Study Design. Randomized double blind controlled clinical trial.
Objective. To evaluate the pain relief effect of locally injected corticosteroid treatment in women with long-lasting sacral low back pain with onset during pregnancy.
Summary of Background Data. Pregnancy-related low back pain is a global problem. Almost 1 of 10 women still experienced disabling daily back pain 2 years after childbirth with high impact on the individual, family, and society. On spite of this, the sources of pain and effective treatment are uncertain.
Methods. Thirty-six women were allocated to injection treatment, with slow-release triamcinolone and lidocaine or saline and lidocaine, given at the sacrospinous ligament insertion on the ischiadic spine bilaterally with 4 weeks follow-up time.

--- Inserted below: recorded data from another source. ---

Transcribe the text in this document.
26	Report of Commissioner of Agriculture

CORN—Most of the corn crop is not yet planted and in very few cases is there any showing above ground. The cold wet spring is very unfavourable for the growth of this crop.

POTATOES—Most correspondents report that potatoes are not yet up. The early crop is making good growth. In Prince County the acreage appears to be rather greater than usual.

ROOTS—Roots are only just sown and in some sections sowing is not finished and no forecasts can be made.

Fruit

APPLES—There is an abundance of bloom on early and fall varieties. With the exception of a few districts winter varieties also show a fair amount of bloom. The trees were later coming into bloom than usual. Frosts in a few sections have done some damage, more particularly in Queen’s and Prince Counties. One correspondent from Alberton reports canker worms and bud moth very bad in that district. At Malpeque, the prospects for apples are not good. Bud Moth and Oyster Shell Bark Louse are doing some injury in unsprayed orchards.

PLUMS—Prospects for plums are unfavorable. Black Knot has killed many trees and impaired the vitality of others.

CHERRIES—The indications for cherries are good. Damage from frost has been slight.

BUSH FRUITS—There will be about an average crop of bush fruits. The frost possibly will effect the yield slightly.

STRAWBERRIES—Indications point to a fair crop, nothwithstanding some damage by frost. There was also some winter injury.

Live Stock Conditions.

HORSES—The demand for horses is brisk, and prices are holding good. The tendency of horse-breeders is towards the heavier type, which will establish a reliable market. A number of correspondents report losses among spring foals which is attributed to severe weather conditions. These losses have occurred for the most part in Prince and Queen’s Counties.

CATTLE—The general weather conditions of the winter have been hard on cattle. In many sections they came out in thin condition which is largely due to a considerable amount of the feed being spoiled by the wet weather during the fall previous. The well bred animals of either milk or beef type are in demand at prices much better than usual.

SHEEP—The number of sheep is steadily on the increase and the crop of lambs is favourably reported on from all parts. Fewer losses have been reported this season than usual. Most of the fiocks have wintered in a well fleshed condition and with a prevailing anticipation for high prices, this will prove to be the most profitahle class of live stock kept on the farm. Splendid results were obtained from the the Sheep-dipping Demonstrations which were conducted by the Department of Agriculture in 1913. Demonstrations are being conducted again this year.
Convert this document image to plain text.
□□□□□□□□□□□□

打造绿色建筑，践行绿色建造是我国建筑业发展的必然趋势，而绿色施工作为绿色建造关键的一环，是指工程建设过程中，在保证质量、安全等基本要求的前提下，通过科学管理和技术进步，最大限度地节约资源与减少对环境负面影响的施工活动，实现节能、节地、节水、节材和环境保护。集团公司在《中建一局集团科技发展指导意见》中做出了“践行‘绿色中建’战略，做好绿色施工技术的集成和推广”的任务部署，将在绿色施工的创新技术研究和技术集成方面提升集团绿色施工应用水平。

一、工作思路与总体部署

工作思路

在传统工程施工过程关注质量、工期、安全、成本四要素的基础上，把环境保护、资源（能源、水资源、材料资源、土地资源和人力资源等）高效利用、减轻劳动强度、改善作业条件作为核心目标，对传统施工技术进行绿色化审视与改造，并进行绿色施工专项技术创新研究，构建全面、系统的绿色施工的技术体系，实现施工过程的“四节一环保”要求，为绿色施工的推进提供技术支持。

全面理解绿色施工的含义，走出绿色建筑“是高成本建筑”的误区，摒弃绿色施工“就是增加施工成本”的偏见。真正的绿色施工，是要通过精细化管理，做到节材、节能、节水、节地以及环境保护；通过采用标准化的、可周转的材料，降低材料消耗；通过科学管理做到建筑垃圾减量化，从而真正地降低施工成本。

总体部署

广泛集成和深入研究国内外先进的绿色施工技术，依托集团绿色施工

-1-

Primary outcome measure was reported pain intensity on visual analogue scale and secondary outcome measures number of pain-drawing locations and pain-provoking test results.
Results. The triamcinolone treatment group had significantly reduced pain intensity, number of pain locations, and pain-provoking test results between baseline and follow-up as compared with the saline treatment group. The absolute median change of visual analogue scale score in the triamcinolone treatment group was −24 mm and in the saline group +4.5 mm (P < 0.05). A reduced number of pain drawing locations was reported by 16 of 18 women in the triamcinolone group as compared with 10 of 18 in the saline group (P < 0.05). In the triamcinolone treatment group, 17 of 18 women had an improved pain provocation test result as compared with 9 of 18 in the saline treatment group (P < 0.01).
Conclusion. The anatomic region around the sacrospinous ligament insertion on the ischial spine is suggested to be one source of long-lasting sacral low back pain with onset during pregnancy. The pain was relieved by slow-release corticosteroid injection treatment to the ischial spine.